Un impact notable sur la vie de l'élève et celle du professeur- Marie-Cécile André, membre de Fusion Jeunesse

L’Education nationale se montre extrêmement favorable à cela, note tous les acteurs. Créée en 2014, la Direction du Numérique pour l’Education (DNE) veut faire entrer l’école dans l’ère du numérique et s’est même dotée d’un portail Eduscol pour apprendre par le jeu. Celui-ci propose des ressources pédagogiques pour les enseignants et informe les parents. "Les jeux vidéo permettent de développer les compétences numériques du 21e siècle. L’école ne peut donc pas passer à côté", soulignait Alain Thillay, responsable au sein de la DNE, lors d’une conférence au salon Educatec.

C'est bien souvent du côté des enseignants que l'on trouve quelques inquiétudes. "Certains collègues ont peur car ils ne sont pas gamers à l’origine et ne savent pas comment l’intégrer à leurs cours", déplore William Brou.
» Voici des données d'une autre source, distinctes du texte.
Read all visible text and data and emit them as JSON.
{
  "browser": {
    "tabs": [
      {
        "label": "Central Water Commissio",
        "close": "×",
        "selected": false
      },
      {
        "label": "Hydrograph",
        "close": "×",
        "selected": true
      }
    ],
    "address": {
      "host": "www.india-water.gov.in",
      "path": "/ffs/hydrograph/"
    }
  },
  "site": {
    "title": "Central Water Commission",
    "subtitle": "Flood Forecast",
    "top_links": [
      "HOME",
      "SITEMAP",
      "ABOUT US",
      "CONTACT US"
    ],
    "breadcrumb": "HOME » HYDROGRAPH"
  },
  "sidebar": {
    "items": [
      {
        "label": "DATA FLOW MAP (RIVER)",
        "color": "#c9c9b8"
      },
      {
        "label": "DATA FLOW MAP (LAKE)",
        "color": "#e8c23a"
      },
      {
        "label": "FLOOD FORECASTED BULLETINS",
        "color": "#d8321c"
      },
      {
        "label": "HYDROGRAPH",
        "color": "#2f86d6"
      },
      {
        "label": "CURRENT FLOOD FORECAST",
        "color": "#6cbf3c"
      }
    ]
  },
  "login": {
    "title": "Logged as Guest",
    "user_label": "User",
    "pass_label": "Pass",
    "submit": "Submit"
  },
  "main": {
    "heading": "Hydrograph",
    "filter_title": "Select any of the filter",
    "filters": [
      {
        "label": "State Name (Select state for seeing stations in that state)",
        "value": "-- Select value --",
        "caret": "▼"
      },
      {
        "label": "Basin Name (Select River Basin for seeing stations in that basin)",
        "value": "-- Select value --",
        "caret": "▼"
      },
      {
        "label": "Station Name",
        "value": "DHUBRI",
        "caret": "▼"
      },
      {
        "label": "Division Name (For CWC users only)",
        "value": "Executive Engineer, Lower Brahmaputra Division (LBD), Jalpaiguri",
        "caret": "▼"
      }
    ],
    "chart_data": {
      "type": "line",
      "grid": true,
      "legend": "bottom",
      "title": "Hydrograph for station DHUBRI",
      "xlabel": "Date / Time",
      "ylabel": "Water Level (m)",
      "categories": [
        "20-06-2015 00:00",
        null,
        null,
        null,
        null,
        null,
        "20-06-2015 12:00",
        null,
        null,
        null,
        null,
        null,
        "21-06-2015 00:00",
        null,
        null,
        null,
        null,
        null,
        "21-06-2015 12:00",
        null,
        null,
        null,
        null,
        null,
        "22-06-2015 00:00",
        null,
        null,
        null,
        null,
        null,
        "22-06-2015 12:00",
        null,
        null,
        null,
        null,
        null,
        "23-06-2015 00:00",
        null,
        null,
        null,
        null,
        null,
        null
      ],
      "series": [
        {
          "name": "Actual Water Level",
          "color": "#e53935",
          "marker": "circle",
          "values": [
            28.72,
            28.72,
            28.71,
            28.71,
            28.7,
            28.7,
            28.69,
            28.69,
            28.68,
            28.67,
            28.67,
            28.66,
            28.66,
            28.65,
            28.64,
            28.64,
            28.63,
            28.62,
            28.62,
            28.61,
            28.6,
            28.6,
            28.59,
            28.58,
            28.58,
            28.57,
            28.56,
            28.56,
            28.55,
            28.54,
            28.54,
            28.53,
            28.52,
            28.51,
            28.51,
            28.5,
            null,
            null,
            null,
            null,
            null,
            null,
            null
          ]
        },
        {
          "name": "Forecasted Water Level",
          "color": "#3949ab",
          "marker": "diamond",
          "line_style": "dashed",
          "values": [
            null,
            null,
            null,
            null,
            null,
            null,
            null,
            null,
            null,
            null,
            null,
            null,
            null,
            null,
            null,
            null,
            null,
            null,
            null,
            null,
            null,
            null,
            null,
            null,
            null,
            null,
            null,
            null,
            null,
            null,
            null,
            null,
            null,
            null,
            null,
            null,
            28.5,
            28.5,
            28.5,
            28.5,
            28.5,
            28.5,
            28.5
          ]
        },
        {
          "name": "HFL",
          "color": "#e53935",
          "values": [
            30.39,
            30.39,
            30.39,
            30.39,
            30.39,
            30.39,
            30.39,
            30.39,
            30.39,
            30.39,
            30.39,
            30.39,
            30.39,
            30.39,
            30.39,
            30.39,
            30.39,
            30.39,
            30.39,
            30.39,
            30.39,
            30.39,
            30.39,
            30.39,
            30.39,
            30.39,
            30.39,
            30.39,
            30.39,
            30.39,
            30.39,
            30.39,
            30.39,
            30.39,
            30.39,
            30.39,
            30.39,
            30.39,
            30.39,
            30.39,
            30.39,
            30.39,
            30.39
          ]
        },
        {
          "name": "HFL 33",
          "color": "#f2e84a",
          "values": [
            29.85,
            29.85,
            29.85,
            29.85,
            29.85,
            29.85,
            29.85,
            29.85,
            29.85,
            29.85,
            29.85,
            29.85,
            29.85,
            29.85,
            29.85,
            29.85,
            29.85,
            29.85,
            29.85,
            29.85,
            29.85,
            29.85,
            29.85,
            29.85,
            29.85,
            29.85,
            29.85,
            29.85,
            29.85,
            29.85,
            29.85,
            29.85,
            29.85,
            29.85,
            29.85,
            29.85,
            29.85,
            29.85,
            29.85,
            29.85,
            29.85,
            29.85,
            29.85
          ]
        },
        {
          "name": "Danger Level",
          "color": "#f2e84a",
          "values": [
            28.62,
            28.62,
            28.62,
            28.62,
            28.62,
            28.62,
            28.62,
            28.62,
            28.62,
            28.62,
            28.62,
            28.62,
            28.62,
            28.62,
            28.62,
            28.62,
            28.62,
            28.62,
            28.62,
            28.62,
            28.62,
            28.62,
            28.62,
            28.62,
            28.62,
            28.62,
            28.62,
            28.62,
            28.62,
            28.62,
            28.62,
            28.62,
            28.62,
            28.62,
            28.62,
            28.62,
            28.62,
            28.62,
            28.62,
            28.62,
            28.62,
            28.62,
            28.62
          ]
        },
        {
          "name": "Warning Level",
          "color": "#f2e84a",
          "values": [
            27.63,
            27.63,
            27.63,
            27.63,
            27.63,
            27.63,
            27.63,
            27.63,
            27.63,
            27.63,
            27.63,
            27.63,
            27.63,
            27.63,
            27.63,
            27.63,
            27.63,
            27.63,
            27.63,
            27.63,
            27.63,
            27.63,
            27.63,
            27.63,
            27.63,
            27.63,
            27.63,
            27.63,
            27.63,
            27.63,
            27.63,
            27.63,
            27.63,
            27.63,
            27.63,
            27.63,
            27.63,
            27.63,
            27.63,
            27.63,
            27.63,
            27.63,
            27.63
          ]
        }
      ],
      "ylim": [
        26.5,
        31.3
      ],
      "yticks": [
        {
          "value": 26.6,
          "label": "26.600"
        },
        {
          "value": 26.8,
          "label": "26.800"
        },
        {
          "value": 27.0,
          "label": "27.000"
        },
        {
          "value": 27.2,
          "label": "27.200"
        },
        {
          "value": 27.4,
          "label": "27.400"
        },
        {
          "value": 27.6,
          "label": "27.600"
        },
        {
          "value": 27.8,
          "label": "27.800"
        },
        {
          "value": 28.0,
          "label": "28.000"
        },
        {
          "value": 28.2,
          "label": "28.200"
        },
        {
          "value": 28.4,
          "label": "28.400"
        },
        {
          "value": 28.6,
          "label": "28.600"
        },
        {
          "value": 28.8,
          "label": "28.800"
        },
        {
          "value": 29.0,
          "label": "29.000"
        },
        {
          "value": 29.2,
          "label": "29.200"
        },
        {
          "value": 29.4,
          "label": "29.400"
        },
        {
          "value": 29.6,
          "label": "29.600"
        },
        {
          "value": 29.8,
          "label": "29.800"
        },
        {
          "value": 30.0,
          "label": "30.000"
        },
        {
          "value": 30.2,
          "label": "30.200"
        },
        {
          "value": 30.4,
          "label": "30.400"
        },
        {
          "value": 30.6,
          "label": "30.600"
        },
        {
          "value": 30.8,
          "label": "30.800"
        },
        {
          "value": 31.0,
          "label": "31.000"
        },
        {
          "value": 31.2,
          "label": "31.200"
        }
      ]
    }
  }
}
Pourtant, ils ont tout à y gagner. "Ceux qui se sont lancés nous ont expliqué avoir découvert une autre façon de faire et de gérer la classe grâce à un enrichissement des échanges avec les élèves comme leurs collègues ou les acteurs extérieurs", rapporte Marie-Cécile André. 

De l’avis général, l’apport du numérique a un rôle prépondérant à jouer pour renforcer le système scolaire, remotiver les élèves en difficulté tout en les ouvrant sur l’avenir. "Ils vont faire la société du numérique de demain. Ils gagnent déjà en autonomie, en apprentissage de la relation à l'autre, tout en développant leur créativité et en renforçant leurs connaissances. Juste en étant impliqués et investis", souligne l'ancienne directrice. "Il n’y a pas d’impact encore visible sur les résultats scolaires car nous n’avons pas suffisamment de recul. Mais sur la vie de l’élève, c’est notable. Sur celle du professeur, aussi."